It is hard to digest criticisms. Sometimes, it can plunge your inspiration, motivation, and determination to a gaping crevice of diffidence. But then in a tweak of mind to see a reality favorable to the growth of the mind, it is mentally stimulating to receive constructive criticisms in the form of thoughtful, intelligent comments on any of your work because it gives you a chance to see how others think about subjects or things you see in different and usually interesting ways. Edgar Allan Poe took even tougher stance on criticism:”In criticism I will be bold, and as sternly, absolutely just with friend and foe. From this purpose nothing shall turn me.”
They might be disagreeable to your own opinion. In my case, reading a reader’s comment on my work is a form of information processing, giving me an opportunity to learn new things – also known as consilience, the unification of the understanding of one one principle and that of another – thus creating a synthesis of new viewpoint.
In light of the above, I find some of the comments I have received on my book reviews that I have so far published concurrently on Amazon.com scintillating in their contexts according to the individual weltanschauungs. I try to respond to such comments on my reviews only if they are legitimately sound, thought-provoking, and thoughtfully composed even if the commentator disagrees to my points of view, such as the following one I received from my past book review on Breakfast at Sally’s by Richard LeMieux, a book on homelessness based upon the author’s own brief spell of living in his car with his canine companion until witness to humanity was finally manifested to them. Poe was right. In response to any feedback that does not read affably favorable, my confidence should be ironclad, my conscience armed with reason clear and just even with dissenters.

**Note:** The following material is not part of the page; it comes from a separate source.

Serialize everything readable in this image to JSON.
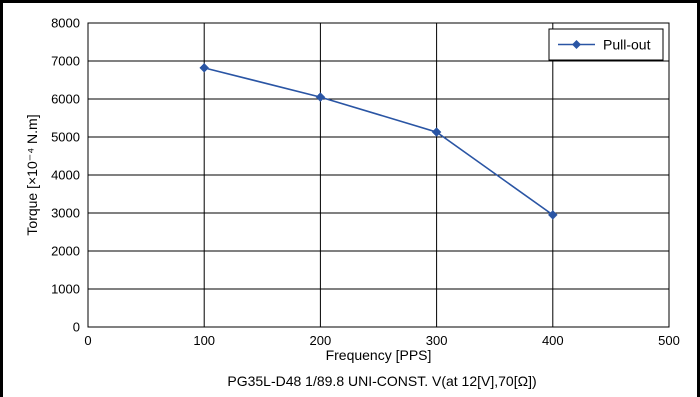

Thank you for reading my review and leaving me your comment thereon. My agreement and disagreement to your opinions on homelessness are as follows:
Yes, you are right in pointing out that there are substance abusers, neglected veterans and family members, and the mentally afflicted who become homeless against their will. But some of the homeless are the middlings who used to eke out a living by working hand to mouth without long-term job security despite their willingness to work at a low wage.
Apropos of your point on a weakening family value, the big issue of our society is a dissolution of a family, which is the basic unit of any civilized society. Accordingly, my assertion of collective responsibility as members of this society ensues from the increasingly prevalent disintegration of families without moral obligations and ethical standards.
What I mean by our collective responsibility is , therefore, our disregard for losing touch with the values that keep families and a society together. As for Richard, if his children would have asked him to move in with them, he would not have been homeless. Yes, he was responsible for himself in the first place, but he did not have to be homeless should his children give him a helping hand. Let’s not forget what Mother Teresa of Calcutta said: “Charity begins at home.” Hope this helps.